Before you configure MobileIron Tunnel for Samsung Knox

Before you configure Tunnel, ensure that you have met the requirements and have read the recommendations and limitations listed in this section.

• Required components for Tunnel for Samsung Knox
• Requirements for Tunnel for Samsung Knox
• Recommendations for Tunnel for Samsung Knox
• Limitations for Tunnel for Samsung Knox

Required components for Tunnel for Samsung Knox

The following components are required for deploying Tunnel for Samsung Knox:

• Standalone Sentry with AppTunnel enabled.
• MobileIron Core with the following:
  • Enabled for Samsung Knox. Ensure that the Samsung general policy is configured with the license for Samsung Knox.
  • Users have Samsung Knox-capable device.
• MobileIron Tunnel for Android.
• MobileIron client for Android: Mobile@Work.

NOTE:

MobileIron Tunnel and Mobile@Work for Android are available from the Google Play store.

For supported versions see the MobileIron Tunnel for Android Release Notes for this release.

Requirements for Tunnel for Samsung Knox

The following are required for deploying Tunnel for Samsung Knox:

• Set up MobileIron Core for Samsung Knox. For more information, see the “Samsung Knox support” section in the MobileIron Core Device Management Guide for Android.
• Install Standalone Sentry. See the Standalone Sentry Installation Guide.
• Set up Standalone Sentry for AppTunnel using identity certificates for device authentication.
  For information about setting up a Standalone Sentry for AppTunnel, see the “Working with Standalone Sentry for AppTunnel” section in the MobileIron Sentry Guide for MobileIron Core.
• Add the apps that will use the Tunnel VPN to the app catalog on MobileIron Core and to the Samsung Knox container.
  For information about adding apps to the MobileIron Core app catalog see the “Adding Google Play apps for Android” and “Apps on Samsung Knox devices” sections in the MobileIron Core Apps@Work Guide.
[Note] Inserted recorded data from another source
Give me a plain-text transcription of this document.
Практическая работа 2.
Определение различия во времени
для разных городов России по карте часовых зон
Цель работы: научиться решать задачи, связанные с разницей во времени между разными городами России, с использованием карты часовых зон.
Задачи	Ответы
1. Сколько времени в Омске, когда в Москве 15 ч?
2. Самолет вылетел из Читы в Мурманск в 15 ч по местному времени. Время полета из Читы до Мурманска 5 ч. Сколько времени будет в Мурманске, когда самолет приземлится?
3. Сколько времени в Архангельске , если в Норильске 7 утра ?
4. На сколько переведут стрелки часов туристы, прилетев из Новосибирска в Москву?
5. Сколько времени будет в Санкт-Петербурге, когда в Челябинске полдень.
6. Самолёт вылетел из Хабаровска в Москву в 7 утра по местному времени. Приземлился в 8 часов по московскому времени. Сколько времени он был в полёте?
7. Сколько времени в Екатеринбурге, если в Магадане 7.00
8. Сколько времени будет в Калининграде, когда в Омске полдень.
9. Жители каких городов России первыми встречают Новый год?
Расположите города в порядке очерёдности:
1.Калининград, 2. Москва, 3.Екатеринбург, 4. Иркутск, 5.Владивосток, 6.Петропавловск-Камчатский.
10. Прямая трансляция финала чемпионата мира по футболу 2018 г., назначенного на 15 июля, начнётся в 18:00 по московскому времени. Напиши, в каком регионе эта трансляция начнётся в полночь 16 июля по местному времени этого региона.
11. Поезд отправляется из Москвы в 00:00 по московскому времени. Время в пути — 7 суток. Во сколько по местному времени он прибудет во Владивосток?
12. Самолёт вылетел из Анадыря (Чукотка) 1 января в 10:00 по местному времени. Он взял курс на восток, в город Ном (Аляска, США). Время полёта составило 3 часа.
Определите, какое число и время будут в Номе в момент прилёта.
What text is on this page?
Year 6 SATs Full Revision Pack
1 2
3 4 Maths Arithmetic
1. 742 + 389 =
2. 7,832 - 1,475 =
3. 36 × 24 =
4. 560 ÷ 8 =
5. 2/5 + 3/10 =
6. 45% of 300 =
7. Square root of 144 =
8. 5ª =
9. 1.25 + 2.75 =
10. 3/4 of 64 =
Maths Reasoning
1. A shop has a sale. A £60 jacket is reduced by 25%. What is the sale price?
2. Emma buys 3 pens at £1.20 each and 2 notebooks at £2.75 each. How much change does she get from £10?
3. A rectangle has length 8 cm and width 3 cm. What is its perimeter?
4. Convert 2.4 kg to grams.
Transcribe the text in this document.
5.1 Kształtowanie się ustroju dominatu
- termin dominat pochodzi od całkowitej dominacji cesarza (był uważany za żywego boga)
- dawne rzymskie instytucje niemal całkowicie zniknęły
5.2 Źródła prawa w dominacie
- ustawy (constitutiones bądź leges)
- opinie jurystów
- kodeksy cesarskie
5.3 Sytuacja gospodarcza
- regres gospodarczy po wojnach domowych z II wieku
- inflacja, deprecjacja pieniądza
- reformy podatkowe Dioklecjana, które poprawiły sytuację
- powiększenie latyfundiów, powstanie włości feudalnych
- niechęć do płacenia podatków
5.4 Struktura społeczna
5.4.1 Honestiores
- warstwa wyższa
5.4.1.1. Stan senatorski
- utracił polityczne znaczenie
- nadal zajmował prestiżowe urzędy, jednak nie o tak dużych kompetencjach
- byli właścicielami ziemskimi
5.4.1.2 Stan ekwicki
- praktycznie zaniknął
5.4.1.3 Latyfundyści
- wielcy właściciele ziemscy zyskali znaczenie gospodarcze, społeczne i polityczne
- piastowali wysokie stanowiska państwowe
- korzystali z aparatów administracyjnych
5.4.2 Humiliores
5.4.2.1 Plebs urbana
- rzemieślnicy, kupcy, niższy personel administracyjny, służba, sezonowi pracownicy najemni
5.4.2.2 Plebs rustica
Recommendations for Tunnel for Samsung Knox

Android 7 devices do not accept self-signed certificates. Therefore, MobileIron strongly recommends that Standalone Sentry use a publicly trusted CA certificate.

Limitations for Tunnel for Samsung Knox

The following are limitations of MobileIron Tunnel for Samsung Knox:

• Front-end load balancer to Standalone Sentry is expected to work but has not been tested.
• Performance depends on the applications using Standalone Sentry. As a best practice, monitor Standalone Sentry usage and deploy additional Sentry servers as needed for horizontal scaling.
• The Certificate Enrollment created for Standalone Sentry setup for AppTunnel must use RSA key length 2048 due to a Knox limitation.
• Routes configured in the Knox VPN configuration in MobileIron Core are ignored by Samsung Knox Workspace. Route lists are not supported in the Knox Workspace. All traffic from an app that uses Tunnel VPN goes over Tunnel.
• Server authentication through Standalone Sentry with Kerberos is not supported.

• Standalone Sentry supports only limited types of UDP traffic,such as DNS traffic. Audio and video traffic through Standalone Sentry is not supported. Therefore, MobileIron recommends configuring SplitUDPPortList to manage UDP traffic.